Some of the key subroutines in the Level 3 BLAS include:

  • GEMM: Computes a matrix-matrix product.
  • TRMM: Computes a matrix-matrix product with a triangular matrix.
  • SYMM: Computes a matrix-matrix product with a symmetric matrix.
  • TRSM: Solves a system of linear equations with multiple right-hand sides.
  • SYMM: Solves a symmetric system of equations with multiple right-hand sides.
  • GESVD: Computes the singular value decomposition of a matrix.
  • GEQRF: Computes the QR factorization of a matrix.

One of the key features of the BLAS library is its ability to exploit the parallelism of modern computer architectures. Many of the subroutines in the BLAS library are designed to run on multiple processors or cores, allowing for faster execution times and more efficient use of computing resources.

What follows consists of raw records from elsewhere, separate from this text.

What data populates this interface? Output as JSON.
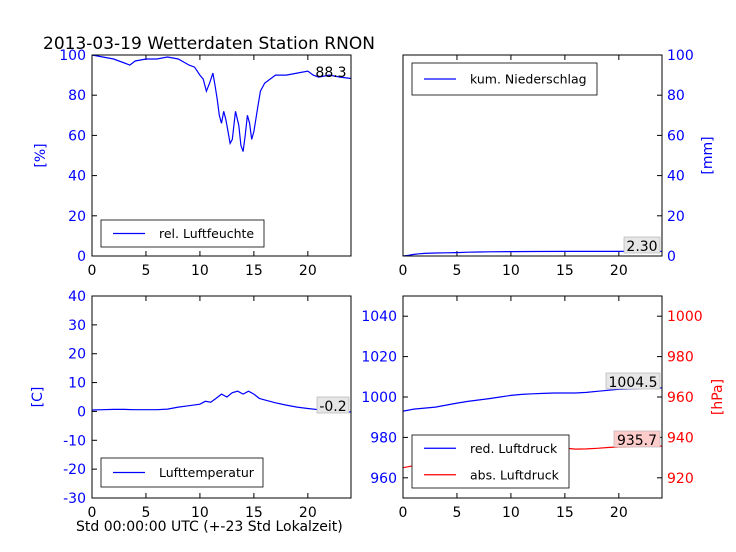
{
  "figure_title": "2013-03-19 Wetterdaten Station RNON",
  "x_axis_label": "Std 00:00:00 UTC (+-23 Std Lokalzeit)",
  "colors": {
    "blue": "#0000ff",
    "red": "#ff0000",
    "value_box_red": "#ffcccc",
    "value_box_gray": "#e6e6e6"
  },
  "chart_data": [
    {
      "type": "line",
      "ylabel": "[%]",
      "ylim": [
        0,
        100
      ],
      "yticks": [
        0,
        20,
        40,
        60,
        80,
        100
      ],
      "xlim": [
        0,
        24
      ],
      "xticks": [
        0,
        5,
        10,
        15,
        20
      ],
      "legend": "bottom-left",
      "last_value": "88.3",
      "series": [
        {
          "name": "rel. Luftfeuchte",
          "color": "#0000ff",
          "x": [
            0,
            1,
            2,
            3,
            3.5,
            4,
            5,
            6,
            7,
            8,
            9,
            9.5,
            10,
            10.3,
            10.6,
            10.9,
            11.2,
            11.4,
            11.6,
            11.8,
            12,
            12.2,
            12.4,
            12.6,
            12.8,
            13,
            13.3,
            13.6,
            13.8,
            14,
            14.2,
            14.4,
            14.6,
            14.8,
            15,
            15.3,
            15.6,
            16,
            16.5,
            17,
            18,
            19,
            20,
            20.5,
            21,
            22,
            23,
            24
          ],
          "y": [
            100,
            99,
            98,
            96,
            95,
            97,
            98,
            98,
            99,
            98,
            95,
            94,
            90,
            88,
            82,
            86,
            91,
            85,
            78,
            70,
            66,
            72,
            68,
            62,
            56,
            58,
            72,
            65,
            55,
            52,
            60,
            70,
            66,
            58,
            62,
            72,
            82,
            86,
            88,
            90,
            90,
            91,
            92,
            90,
            89,
            90,
            89,
            88.3
          ]
        }
      ]
    },
    {
      "type": "line",
      "ylabel": "[mm]",
      "ylim": [
        0,
        100
      ],
      "yticks": [
        0,
        20,
        40,
        60,
        80,
        100
      ],
      "xlim": [
        0,
        24
      ],
      "xticks": [
        0,
        5,
        10,
        15,
        20
      ],
      "legend": "top-left",
      "last_value": "2.30",
      "series": [
        {
          "name": "kum. Niederschlag",
          "color": "#0000ff",
          "x": [
            0,
            0.5,
            1,
            1.5,
            2,
            3,
            4,
            5,
            6,
            7,
            8,
            10,
            12,
            15,
            18,
            20,
            24
          ],
          "y": [
            0,
            0.3,
            0.8,
            1.1,
            1.3,
            1.5,
            1.6,
            1.7,
            1.9,
            2.0,
            2.1,
            2.2,
            2.25,
            2.3,
            2.3,
            2.3,
            2.3
          ]
        }
      ]
    },
    {
      "type": "line",
      "ylabel": "[C]",
      "ylim": [
        -30,
        40
      ],
      "yticks": [
        -30,
        -20,
        -10,
        0,
        10,
        20,
        30,
        40
      ],
      "xlim": [
        0,
        24
      ],
      "xticks": [
        0,
        5,
        10,
        15,
        20
      ],
      "legend": "bottom-left",
      "last_value": "-0.2",
      "series": [
        {
          "name": "Lufttemperatur",
          "color": "#0000ff",
          "x": [
            0,
            1,
            2,
            3,
            4,
            5,
            6,
            7,
            8,
            9,
            10,
            10.5,
            11,
            11.5,
            12,
            12.5,
            13,
            13.5,
            14,
            14.5,
            15,
            15.5,
            16,
            17,
            18,
            19,
            20,
            21,
            22,
            23,
            24
          ],
          "y": [
            0.5,
            0.6,
            0.7,
            0.7,
            0.6,
            0.6,
            0.6,
            0.8,
            1.5,
            2.0,
            2.5,
            3.5,
            3.2,
            4.5,
            6.0,
            5.0,
            6.5,
            7.0,
            6.0,
            7.0,
            6.0,
            4.5,
            4.0,
            3.0,
            2.2,
            1.5,
            1.0,
            0.6,
            0.3,
            0.0,
            -0.2
          ]
        }
      ]
    },
    {
      "type": "line",
      "ylabel_right": "[hPa]",
      "ylim": [
        950,
        1050
      ],
      "yticks": [
        960,
        980,
        1000,
        1020,
        1040
      ],
      "ylim_right": [
        910,
        1010
      ],
      "yticks_right": [
        920,
        940,
        960,
        980,
        1000
      ],
      "xlim": [
        0,
        24
      ],
      "xticks": [
        0,
        5,
        10,
        15,
        20
      ],
      "legend": "bottom-left",
      "last_value": "1004.5",
      "last_value_right": "935.7",
      "series": [
        {
          "name": "red. Luftdruck",
          "color": "#0000ff",
          "axis": "left",
          "x": [
            0,
            1,
            2,
            3,
            4,
            5,
            6,
            7,
            8,
            9,
            10,
            11,
            12,
            13,
            14,
            15,
            16,
            17,
            18,
            19,
            20,
            21,
            22,
            23,
            24
          ],
          "y": [
            993,
            994,
            994.5,
            995,
            996,
            997,
            997.8,
            998.5,
            999.2,
            1000,
            1000.8,
            1001.3,
            1001.6,
            1001.8,
            1002,
            1002,
            1002,
            1002.3,
            1002.8,
            1003.3,
            1003.8,
            1004,
            1004.2,
            1004.4,
            1004.5
          ]
        },
        {
          "name": "abs. Luftdruck",
          "color": "#ff0000",
          "axis": "right",
          "x": [
            0,
            1,
            2,
            3,
            4,
            5,
            6,
            7,
            8,
            9,
            10,
            11,
            12,
            13,
            14,
            15,
            16,
            17,
            18,
            19,
            20,
            21,
            22,
            23,
            24
          ],
          "y": [
            925,
            926,
            926.5,
            927,
            928,
            929,
            929.8,
            930.5,
            931.3,
            932,
            932.8,
            933.5,
            934,
            934.5,
            935,
            934.7,
            934.2,
            934.3,
            934.6,
            935,
            935.3,
            935.5,
            935.6,
            935.7,
            935.7
          ]
        }
      ]
    }
  ]
}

To take advantage of this parallelism, the BLAS library often includes multiple implementations of each subroutine, optimized for different computer architectures. For example, the library may include separate implementations for single-precision and double-precision floating-point arithmetic, as well as implementations optimized for different processor architectures (e.g., Intel, ARM, or NVIDIA GPUs).

Another important feature of the BLAS library is its ability to handle matrices and vectors stored in a variety of formats. The library supports both row-major and column-major storage formats, as well as various storage formats for sparse matrices.

Overall, the BLAS library is an essential tool for scientific computing and numerical analysis. Its efficient and flexible subroutines enable researchers and engineers to perform complex numerical computations with high accuracy and speed, while taking advantage of the parallelism and computational power of modern computer architectures.